Now what? How does the state keep on keeping on in this direction? How does the state hold more schools accountable? How improve education over and over again, never going back, never marking time, but always improving?

Here’s how: Let’s track the progress of individual classrooms in the individual schools, too, and publicize the results. Maybe on a multiple-year average. If the kids aren’t learning anything from August to May in Mrs. Smith’s class - and don’t from year to year - then the state needs to know that. So do parents.

Who knows, maybe Mrs. Smith will clean up her act - or get the message that she can’t teach, and seek employment elsewhere. Which would be a signal service to future generations of kids. We’ve shortchanged quite enough of them over the years by not paying close attention to their progress. Or lack of same.

If the state’s commissioner of education doesn’t take poor-performing schools lightly, neither should the rest of us. Let’s take the next step - or big leap.


Southwest Times Record, May 15, 2014

Telemedicine offers expanded care

Call it thinking outside the building if you like. On May 13, the Mercy medical system broke ground on a new Virtual Care Center in Chesterfield, Mo.

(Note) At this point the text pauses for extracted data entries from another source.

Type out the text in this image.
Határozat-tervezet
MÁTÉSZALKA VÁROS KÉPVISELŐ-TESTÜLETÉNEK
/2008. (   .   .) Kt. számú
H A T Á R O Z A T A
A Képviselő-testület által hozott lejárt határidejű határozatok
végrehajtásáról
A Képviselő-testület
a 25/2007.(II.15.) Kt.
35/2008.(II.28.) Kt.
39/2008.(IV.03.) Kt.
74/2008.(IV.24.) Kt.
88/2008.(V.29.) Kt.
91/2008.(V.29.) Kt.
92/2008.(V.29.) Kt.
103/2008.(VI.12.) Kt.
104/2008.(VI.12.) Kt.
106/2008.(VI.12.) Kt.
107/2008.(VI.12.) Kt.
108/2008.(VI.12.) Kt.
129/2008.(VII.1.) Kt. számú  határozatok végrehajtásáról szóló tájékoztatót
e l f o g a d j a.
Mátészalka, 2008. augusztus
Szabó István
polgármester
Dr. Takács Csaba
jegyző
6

The center - Mercy says it is the first of its kind in the nation - will provide a hub from which 300 physicians, nurses, specialists and others can offer support and care for patients and physicians in far-flung corners of the country.

“Telemedicine will have a significant impact by letting virtual physicians and nurses be the first point of triage and care for patients in the hospital, emergency room or even at home,” Dr. Tom Hale, executive medical director of Mercy’s telehealth service, stated in a news release.

Mercy estimates that the center will participate in 3 million telehealth visits in the next five years, according to information from the system.

To bring health care to patients who cannot get to the best doctor for what ails them, the center will use in-room, two-way audio, video and computer connections. The center will be able to expedite test results and diagnoses. It even will provide care to some patients in their homes to minimize hospitalizations, Mercy says.

Doctor shortages are a fact of life in western Arkansas and eastern Oklahoma and in many other parts of the country. The proposed osteopathic medical school at Chaffee Crossing is one way of addressing this need locally. The virtual medical center is another.

As patients and caregivers alike grow more comfortable with what telemedicine can do, it will become an increasing part of the health-care package people experience. The change is already underway; from 2007 to 2012, the telemedicine monitoring market grew from a $4.2 billion operation to one worth $10 billion. The expectation is that will increase as the full capabilities of the system are revealed.

We are glad Mercy Fort Smith, the area Mercy clinics, and Mercy community hospitals in Booneville, Ozark, Paris and Waldron will have access to this new way of providing care in underserved areas.